Matthew Weno

Type 1 diabetes is an autoimmune disease in which insulin-producing beta cells in the pancreas are attacked by T cell-mediated destruction. Patients with this chronic disorder are then unable to produce their own insulin and must utilize insulin administration to maintain normal blood sugar levels. There is currently no cure for type 1 diabetes, however current immune therapy research is focused on the use of monoclonal antibodies to lessen the burden of T1D. The antibody 1B2 binds to insulin B chain 10-23 peptide (insB) in the context of mouse major histocompatibility complex II. This study sought to determine if the antibody 1B2 could bind insB on antigen presenting cells, as well as determine what amino acids on the peptides are important to this interaction.
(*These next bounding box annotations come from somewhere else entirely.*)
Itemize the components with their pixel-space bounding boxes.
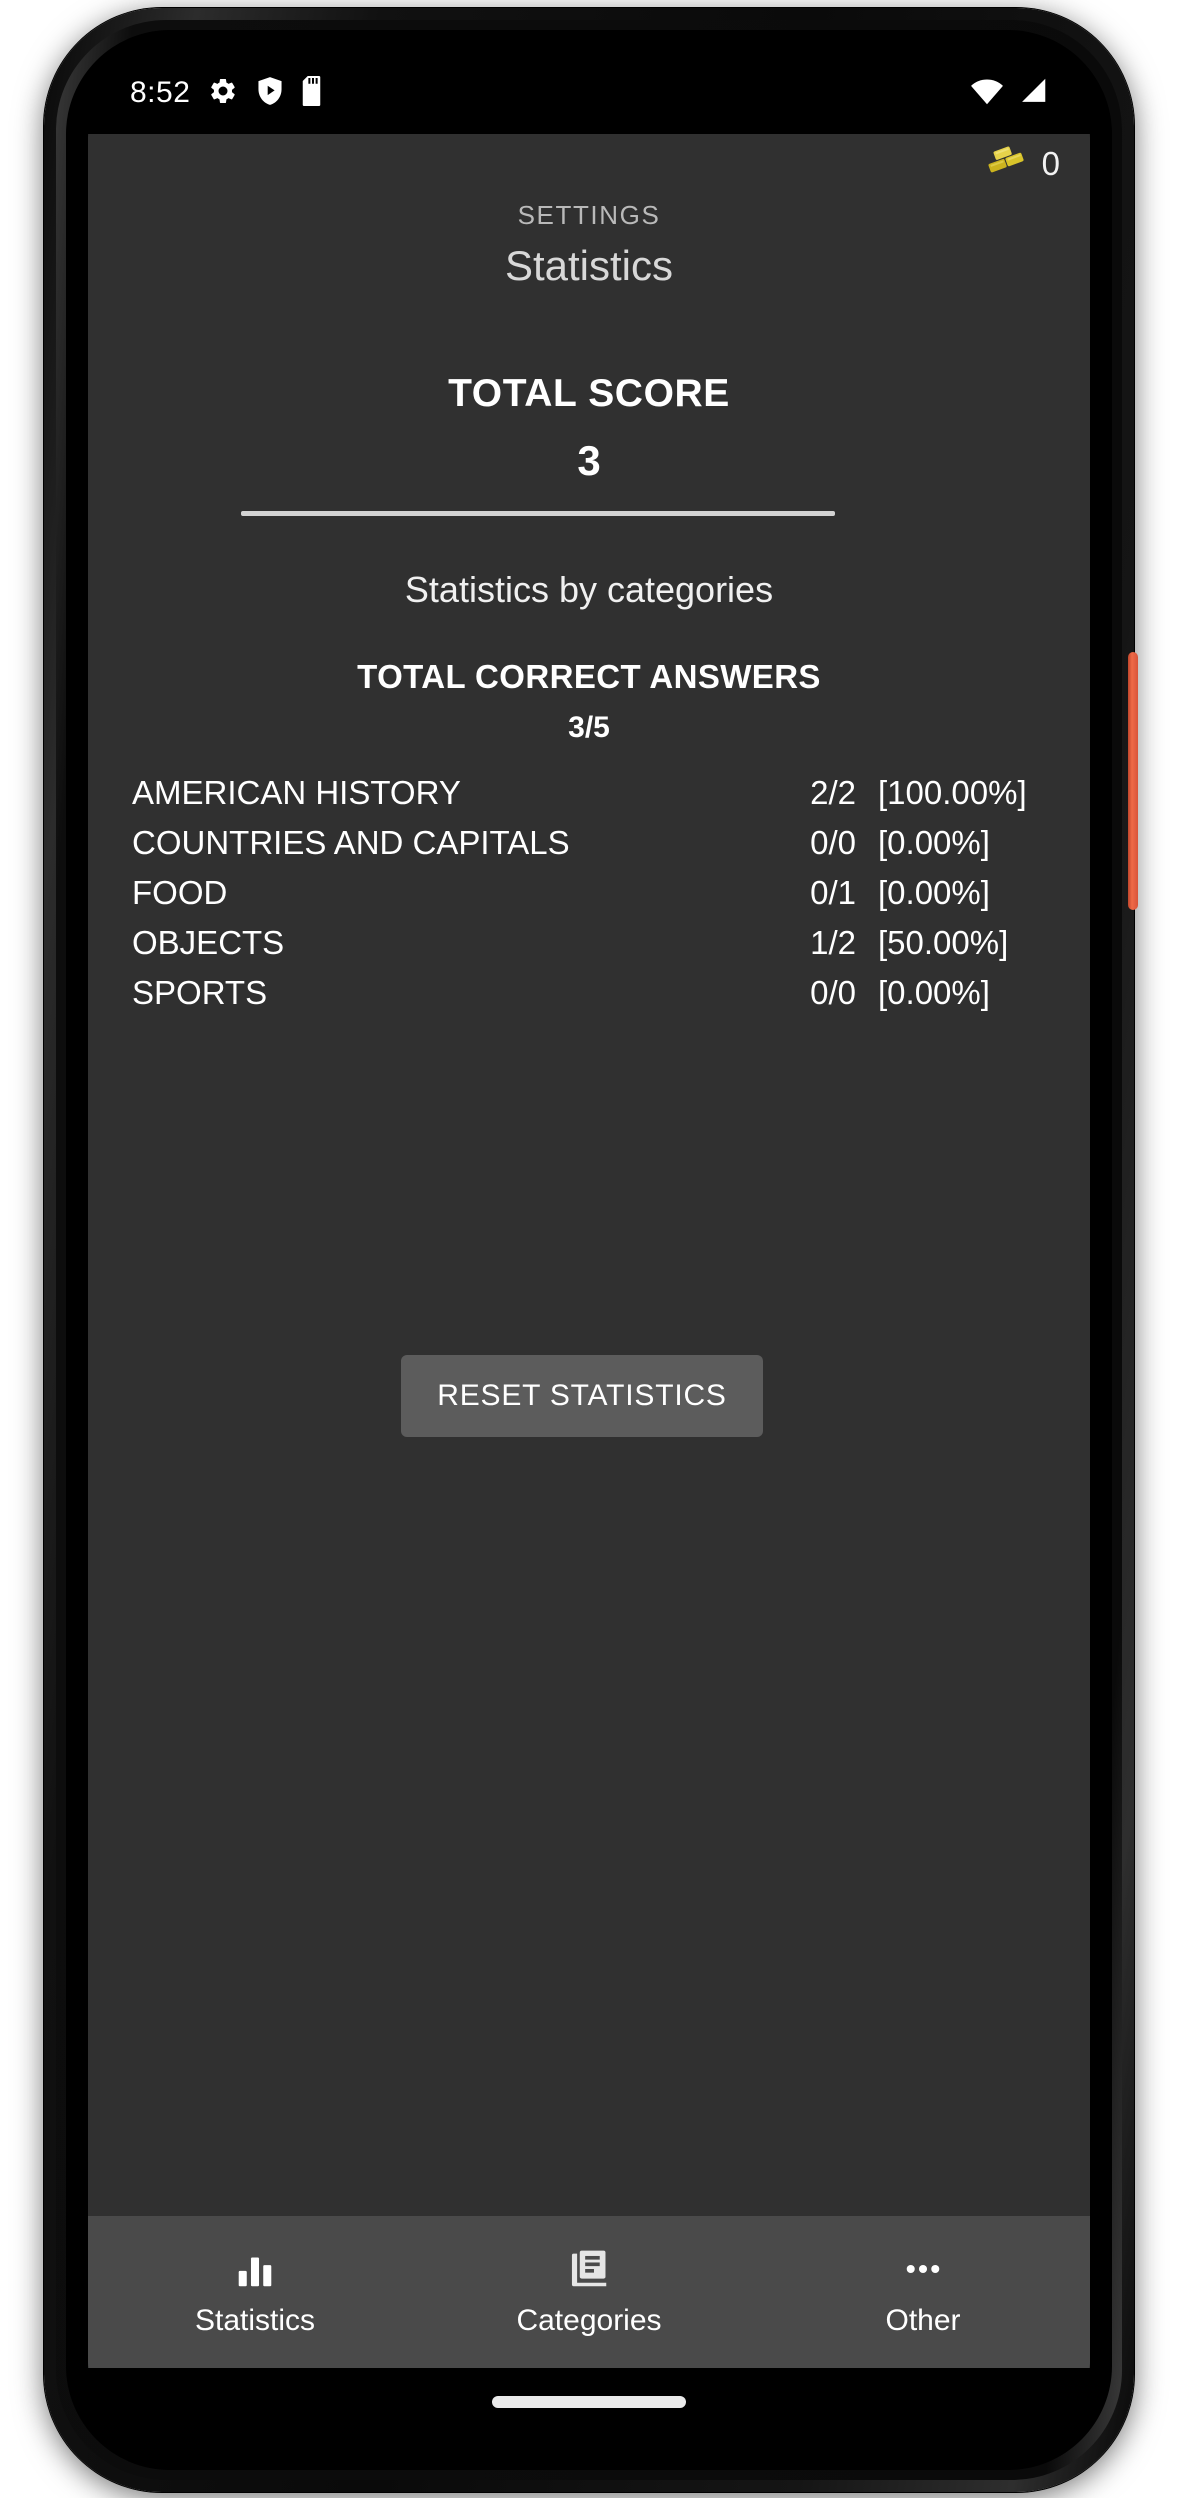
page-title: Statistics [504, 242, 674, 289]
cellular-signal-icon [1018, 77, 1048, 110]
reset-statistics-button[interactable]: RESET STATISTICS [401, 1355, 763, 1437]
sd-card-icon [302, 75, 326, 111]
bar-chart-icon [232, 2246, 278, 2292]
category-percent: [50.00%] [878, 924, 1009, 961]
category-percent: [100.00%] [878, 774, 1027, 811]
settings-eyebrow: SETTINGS [517, 200, 661, 230]
category-score: 0/1 [810, 874, 856, 911]
category-percent: [0.00%] [878, 974, 990, 1011]
category-percent: [0.00%] [878, 824, 990, 861]
total-score-value: 3 [577, 437, 601, 484]
nav-item-categories[interactable]: Categories [422, 2216, 756, 2368]
more-horizontal-icon [900, 2246, 946, 2292]
library-books-icon [566, 2246, 612, 2292]
gear-icon [208, 76, 238, 111]
status-bar-right [970, 77, 1048, 110]
status-bar-left: 8:52 [130, 75, 326, 111]
table-row: FOOD 0/1 [0.00%] [88, 874, 1090, 924]
currency-count: 0 [1041, 144, 1060, 182]
nav-label-other: Other [885, 2304, 961, 2337]
phone-screen: 8:52 0 SETTINGS Statistics TOTAL SCORE 3… [88, 52, 1090, 2448]
table-row: AMERICAN HISTORY 2/2 [100.00%] [88, 774, 1090, 824]
table-row: COUNTRIES AND CAPITALS 0/0 [0.00%] [88, 824, 1090, 874]
category-score: 0/0 [810, 974, 856, 1011]
total-correct-answers-value: 3/5 [568, 711, 610, 744]
home-gesture-bar[interactable] [492, 2396, 686, 2408]
total-score-label: TOTAL SCORE [448, 372, 730, 415]
category-name: OBJECTS [132, 924, 285, 961]
currency-indicator[interactable]: 0 [984, 144, 1060, 183]
category-name: COUNTRIES AND CAPITALS [132, 824, 570, 861]
table-row: SPORTS 0/0 [0.00%] [88, 974, 1090, 1024]
category-percent: [0.00%] [878, 874, 990, 911]
category-score: 1/2 [810, 924, 856, 961]
bottom-navigation-bar: Statistics Categories Other [88, 2216, 1090, 2368]
android-status-bar: 8:52 [88, 52, 1090, 134]
shield-play-icon [256, 76, 284, 111]
category-name: SPORTS [132, 974, 268, 1011]
total-correct-answers-label: TOTAL CORRECT ANSWERS [357, 658, 821, 695]
category-score: 2/2 [810, 774, 856, 811]
screenshot-root: 8:52 0 SETTINGS Statistics TOTAL SCORE 3… [0, 0, 1178, 2498]
status-bar-clock: 8:52 [130, 76, 191, 109]
category-name: FOOD [132, 874, 228, 911]
nav-item-other[interactable]: Other [756, 2216, 1090, 2368]
app-content: 0 SETTINGS Statistics TOTAL SCORE 3 Stat… [88, 134, 1090, 2368]
category-name: AMERICAN HISTORY [132, 774, 461, 811]
category-score: 0/0 [810, 824, 856, 861]
nav-label-statistics: Statistics [194, 2304, 316, 2337]
gold-bars-icon [984, 144, 1028, 183]
power-button[interactable] [1128, 652, 1138, 910]
section-divider [241, 511, 835, 516]
table-row: OBJECTS 1/2 [50.00%] [88, 924, 1090, 974]
statistics-by-categories-subtitle: Statistics by categories [404, 569, 774, 610]
wifi-icon [970, 77, 1004, 110]
nav-item-statistics[interactable]: Statistics [88, 2216, 422, 2368]
system-gesture-area [88, 2368, 1090, 2448]
nav-label-categories: Categories [516, 2304, 662, 2337]
category-statistics-table: AMERICAN HISTORY 2/2 [100.00%] COUNTRIES… [88, 774, 1090, 1024]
Other antibodies including 6.9H18, and 1A1 were also included in the study, specific to 6.9 hybrid peptide and 2.5 hybrid peptide antigens respectively. It was hypothesized that 1B2 will bind bone marrow derived dendritic cells (BMDCs) pulsed with insB peptide. To test this hypothesis, BMDCs were generated from non-obese diabetic mice, pulsed with insB peptide overnight, and stained with fluorescently labeled 1B2 antibody. Using flow cytometry, we found that BMDCs pulsed with insB peptides increased fluorescence, indicative of 1B2 binding. Alanine scanning of the insB peptide determined the leucine in position 15 is important for the binding of 1B2 to BMDCs. The type of strategy used in this study could be used to characterize the biophysical properties of therapeutic antibodies.